The teenage years are when your children typically begin spending much more time with their peers, rather than with the family. In fact, learning peer socialization is one of the key milestones of teen development. On a less intellectual level, navigating the daily changes of his/her social circle will simply become one of your teen's most engrossing activities. Rather than being too concerned that your teens are spending too much time with their peers, the larger issues are who the peers are that they're hanging out with or if they're spending too little time with peers. (Of course, if you never see your teen, know where he/she is, or who he/she is spending time with, you do want to address that.
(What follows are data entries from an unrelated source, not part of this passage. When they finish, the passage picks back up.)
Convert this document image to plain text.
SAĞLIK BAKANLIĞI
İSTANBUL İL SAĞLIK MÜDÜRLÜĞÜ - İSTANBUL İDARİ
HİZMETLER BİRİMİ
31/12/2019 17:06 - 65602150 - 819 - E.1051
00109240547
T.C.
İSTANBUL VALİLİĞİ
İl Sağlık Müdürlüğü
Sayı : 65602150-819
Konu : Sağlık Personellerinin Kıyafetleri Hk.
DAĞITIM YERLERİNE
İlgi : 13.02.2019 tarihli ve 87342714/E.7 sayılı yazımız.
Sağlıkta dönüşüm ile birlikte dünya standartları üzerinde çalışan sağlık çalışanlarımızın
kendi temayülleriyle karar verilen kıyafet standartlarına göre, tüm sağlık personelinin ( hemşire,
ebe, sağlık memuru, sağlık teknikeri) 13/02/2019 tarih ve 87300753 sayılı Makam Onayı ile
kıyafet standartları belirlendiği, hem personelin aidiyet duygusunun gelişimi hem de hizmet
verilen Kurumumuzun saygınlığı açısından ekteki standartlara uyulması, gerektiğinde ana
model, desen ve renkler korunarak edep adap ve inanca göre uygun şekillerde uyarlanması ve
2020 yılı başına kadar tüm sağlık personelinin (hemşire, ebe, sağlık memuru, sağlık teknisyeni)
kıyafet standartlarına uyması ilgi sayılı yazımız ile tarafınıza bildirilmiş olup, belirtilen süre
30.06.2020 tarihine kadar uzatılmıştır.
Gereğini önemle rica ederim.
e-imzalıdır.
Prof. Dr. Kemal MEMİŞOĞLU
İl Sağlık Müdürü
However, even that is more an issue of parenting oversight, rather than a teen spending too much time with friends.)
One way you can stay involved in your teen's socializing is to make your home a welcoming place for your teen and his/her friends. This way, you can keep an (unobtrusive) eye on how your teen's peer group acts. You can also take a nonjudgmental interest in your teen's friends. Don't interrogate them, but just show an interest.
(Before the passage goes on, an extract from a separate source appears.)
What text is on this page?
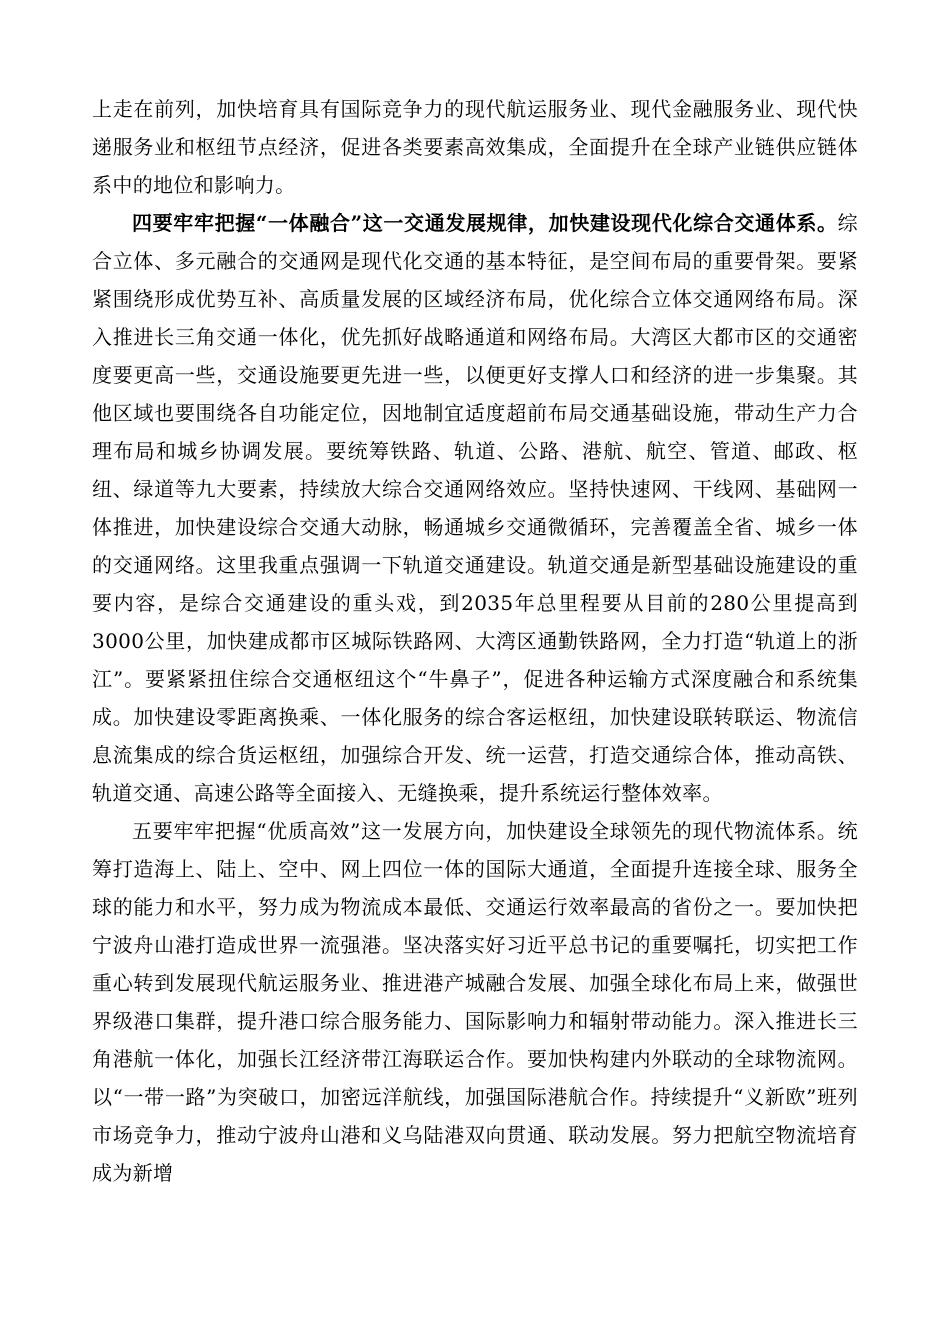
上走在前列，加快培育具有国际竞争力的现代航运服务业、现代金融服务业、现代快递服务业和枢纽节点经济，促进各类要素高效集成，全面提升在全球产业链供应链体系中的地位和影响力。

四要牢牢把握“一体融合”这一交通发展规律，加快建设现代化综合交通体系。综合立体、多元融合的交通网是现代化交通的基本特征，是空间布局的重要骨架。要紧紧围绕形成优势互补、高质量发展的区域经济布局，优化综合立体交通网络布局。深入推进长三角交通一体化，优先抓好战略通道和网络布局。大湾区大都市区的交通密度要更高一些，交通设施要更先进一些，以便更好支撑人口和经济的进一步集聚。其他区域也要围绕各自功能定位，因地制宜适度超前布局交通基础设施，带动生产力合理布局和城乡协调发展。要统筹铁路、轨道、公路、港航、航空、管道、邮政、枢纽、绿道等九大要素，持续放大综合交通网络效应。坚持快速网、干线网、基础网一体推进，加快建设综合交通大动脉，畅通城乡交通微循环，完善覆盖全省、城乡一体的交通网络。这里我重点强调一下轨道交通建设。轨道交通是新型基础设施建设的重要内容，是综合交通建设的重头戏，到2035年总里程要从目前的280公里提高到3000公里，加快建成都市区城际铁路网、大湾区通勤铁路网，全力打造“轨道上的浙江”。要紧紧扭住综合交通枢纽这个“牛鼻子”，促进各种运输方式深度融合和系统集成。加快建设零距离换乘、一体化服务的综合客运枢纽，加快建设联转联运、物流信息流集成的综合货运枢纽，加强综合开发、统一运营，打造交通综合体，推动高铁、轨道交通、高速公路等全面接入、无缝换乘，提升系统运行整体效率。

五要牢牢把握“优质高效”这一发展方向，加快建设全球领先的现代物流体系。统筹打造海上、陆上、空中、网上四位一体的国际大通道，全面提升连接全球、服务全球的能力和水平，努力成为物流成本最低、交通运行效率最高的省份之一。要加快把宁波舟山港打造成世界一流强港。坚决落实好习近平总书记的重要嘱托，切实把工作重心转到发展现代航运服务业、推进港产城融合发展、加强全球化布局上来，做强世界级港口集群，提升港口综合服务能力、国际影响力和辐射带动能力。深入推进长三角港航一体化，加强长江经济带江海联运合作。要加快构建内外联动的全球物流网。以“一带一路”为突破口，加密远洋航线，加强国际港航合作。持续提升“义新欧”班列市场竞争力，推动宁波舟山港和义乌陆港双向贯通、联动发展。努力把航空物流培育成为新增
In order to guide your teen toward the type of friends you'd like him/her to have, guide your teen toward those activities where such teens are likely to be. Not only will these activities connect him/her to like-minded teens, but the activity itself will let you know where your teen is and he/she is doing. At the opposite end of the spectrum, if your teen is not socializing at all you do want to figure out why. Is your teen overscheduled with school, activities and a job? If so, your teen might be in contact with peers, but not truly socializing. Is your teen excessively shy or even suffering from a social phobia? If your teen avoids social situations, talk to him/her about why and slowly encourage him/her to get out there. You don't want your teen to miss out on socializing entirely.